3. De conclusie is dat de minister ten onrechte op die grond de verblijfsvergunning voor onbepaalde tijd asiel heeft ingetrokken. De vraag of eiser een gevaar vormt voor de samenleving, het tweede onderdeel van lid 4 sub b van artikel 14 van de Kwalificatierichtlijn en artikel 3.105d van het Vb, kan verder onbeantwoord blijven. Ook voor de beroepsgronden die eiser heeft aangevoerd met betrekking tot artikel 8 van het EVRM [13] en met betrekking tot artikel 20 VWEU [14] kunnen om die reden onbesproken blijven.
4. Omdat de minister niet heeft mogen overgaan tot het intrekken van de verblijfsvergunning, mocht de minister ook geen terugkeerbesluit of een inreisverbod opleggen.
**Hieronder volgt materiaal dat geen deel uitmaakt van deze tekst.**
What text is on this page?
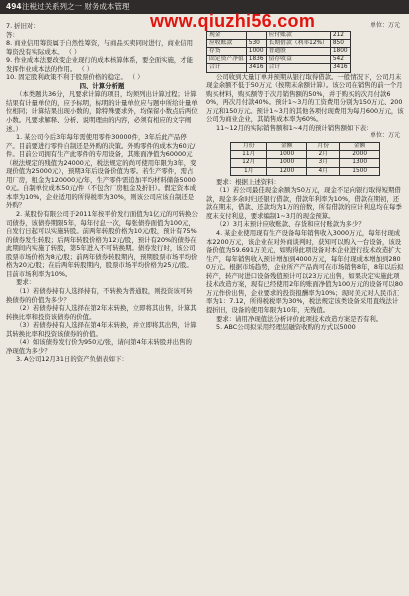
494 注税过关系列之一 财务成本管理
www.qiuzhi56.com

7. 折旧对：

答：

8. 商业信用筹资属于自然性筹资，与商品买卖同时进行，商业信用筹资没有实际成本。 （ ）

9. 作业成本法要改变企业现行的成本核算体系，要全面实施，才能发挥作业成本法的作用。 （ ）

10. 固定股利政策不利于股票价格的稳定。 （ ）

四、计算分析题

（本类题共36分，凡要求计算的项目，均须列出计算过程；计算结果有计量单位的，应予标明，标明的计量单位应与题中所给计量单位相同；计算结果出现小数的，除特殊要求外，均保留小数点后两位小数。凡要求解释、分析、说明理由的内容，必须有相应的文字阐述。）

1. 某公司今后3年每年需使用零件30000件，3年后此产品停产。目前要进行零件自制还是外购的决策。外购零件的成本为60元/件。目前公司拥有生产此零件的专用设备，其账面净值为60000元（税法规定的残值为24000元，税法规定的尚可使用年限为3年，变现价值为25000元），预期3年后设备价值为零。若生产零件，需占用厂房，租金为120000元/年，生产零件需追加平均材料储备50000元。自制单位成本50元/件（不包含厂房租金及折旧）。假定资本成本率为10%，企业适用的所得税率为30%，则该公司应该自制还是外购？

2. 某股份有限公司于2011年按平价发行面值为1亿元的可转换公司债券，该债券期限5年，每年付息一次，每张债券面值为100元，自发行日起可以实施转股。前两年转股价格为10元/股，预计有75%的债券发生转股；后两年转股价格为12元/股，预计有20%的债券在此期间内实施了转股，第5年进入不可转换期。债券发行时，该公司股票市场价格为8元/股；前两年债券转股期内，预期股票市场平均价格为20元/股；在后两年转股期内，股票市场平均价格为25元/股。目前市场利率为10%。

要求：

（1）若债券持有人选择持有，不转换为普通股，则投资该可转换债券的价值为多少？

（2）若债券持有人选择在第2年末转换，立即将其出售，计算其转换比率和投资该债券的价值。

（3）若债券持有人选择在第4年末转换，并立即将其出售，计算其转换比率和投资该债券的价值。

（4）如该债券发行价为950元/张，请问第4年末转股并出售的净现值为多少？

3. A公司12月31日的资产负债表如下：

单位：万元
现金		应付账款	212
应收账款	530	长期借款（利率12%）	850
存货	1000	普通股	1800
固定资产净值	1836	留存收益	542
合计	3416	合计	3416

公司收到大量订单并预期从银行取得借款。一般情况下，公司月末现金余额不低于50万元（按期末余额计算）。该公司在销售的前一个月购买材料，购买额等于次月销售额的50%，并于购买的次月付款60%，再次月付款40%。预计1~3月的工资费用分别为150万元、200万元和150万元。预计1~3月的其他各项付现费用为每月600万元，该公司为商业企业，其销售成本率为60%。

11~12月的实际销售额和1~4月的预计销售额如下表：

单位：万元
月份	金额	月份	金额
11月	1000	2月	2000
12月	1000	3月	1300
1月	1200	4月	1500

要求：根据上述资料：

（1）若公司最佳现金余额为50万元，现金不足向银行取得短期借款，现金多余时归还银行借款，借款年利率为10%，借款在期初，还款在期末，借款、还款均为1万的倍数，所有借款的应计利息均在每季度末支付利息，要求编制1~3月的现金预算。

（2）3月末预计应收账款、存货和应付账款为多少？

4. 某企业使用现有生产设备每年销售收入3000万元，每年付现成本2200万元，该企业在对外商谈判时，获知可以购入一台设备，该设备价值为59.691万美元，如购得此项设备对本企业进行技术改造扩大生产，每年销售收入预计增加到4000万元，每年付现成本增加到2800万元。根据市场趋势，企业所产产品尚可在市场销售8年，8年以后拟转产，转产时进口设备残值预计可以23万元出售，如果决定实施此项技术改造方案，现有已经使用2年的账面净值为100万元的设备可以80万元作价出售，企业要求的投资报酬率为10%；现时美元对人民币汇率为1：7.12，所得税税率为30%，税法规定该类设备采用直线法计提折旧，设备的使用年限为10年，无残值。

要求：请用净现值法分析评价此项技术改造方案是否有利。

5. ABC公司拟采用经理层融资收购的方式以5000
Ook op dat onderdeel kan het besluit in rechte geen standhouden.
5. Het beroep is gegrond en de rechtbank vernietigt het bestreden besluit. De rechtbank ziet geen aanleiding de rechtsgevolgen van het bestreden besluit in stand te laten of zelf in de zaak te voorzien omdat het gaat om de intrekking van een verblijfsvergunning.
6. De rechtbank veroordeelt de minister in de door eiser gemaakte proceskosten. Deze kosten stelt de rechtbank op grond van het Besluit proceskosten bestuursrecht voor de door een derde beroepsmatig verleende rechtsbijstand vast op € 1.750,- (1 punt voor het indienen van het beroepschrift en 1 punt voor het verschijnen ter zitting met een waarde per punt van € 875,- en een wegingsfactor 1).

Beslissing

De rechtbank:
- verklaart het beroep gegrond;
- vernietigt het bestreden besluit;
- veroordeelt de minister in de proceskosten van eiser tot een bedrag van € 1.750,-.
Deze uitspraak is gedaan door mr. J.H. Broek, voorzitter, en mr. H.B. van Gijn, en mr. E. de Rooij, leden, in aanwezigheid van L. Fernandez Ferreiro, griffier.
De uitspraak is uitgesproken in het openbaar en bekendgemaakt op:
Bent u het niet eens met deze uitspraak?
Als u het niet eens bent met deze uitspraak, kunt u een brief sturen naar de Afdeling bestuursrechtspraak van de Raad van State waarin u uitlegt waarom u het er niet mee eens bent. Dit heet een beroepschrift. U moet dit beroepschrift indienen binnen 4 weken na de dag waarop deze uitspraak is verzonden. U ziet deze datum hierboven.

Voetnoten

1.Voorheen de staatssecretaris van Justitie en Veiligheid. Zowel de minister als de staatssecretaris worden voor de leesbaarheid in deze uitspraak aangeduid als de minister.
2.Uitspraak van 29 juni 2021, ECLI:NL:RBNNE:2021:3398.
3.Vreemdelingenwet 2000.
4.Vreemdelingenbesluit 2000.
5.Richtlijn 2011/95 van het Europees Parlement en de Raad van 13 december 2011 inzake normen voor de erkenning van onderdanen van derde landen of staatlozen als personen die internationale bescherming genieten, voor een uniforme status voor vluchtelingen of voor personen die in aanmerking komen voor subsidiaire bescherming, en voor de inhoud van de verleende bescherming.
6.Hof van Justitie van de Europese Unie.
7.Het betreft het arrest XXX, ECLI:EU:C:2023:542 en het arrest M.A., ECLI:EU:C:2023:543.
9.Zie hiervoor 4.3 tot en met 4.6 van deze uitspraak.
10.Overwegingen 40 tot en met 45 van het arrest M.A..
11.Zie de uitspraak van 28 februari 2024, onder 7.1.2.
12.Te vinden op: www.om.nl/onderwerpen/beleidsregels/richtlijnen-voor-strafvordering.
13.Verdrag ter bescherming van de Rechten van de Mens en de fundamentele vrijheden.
14.Verdrag betreffende de werking van de Europese Unie.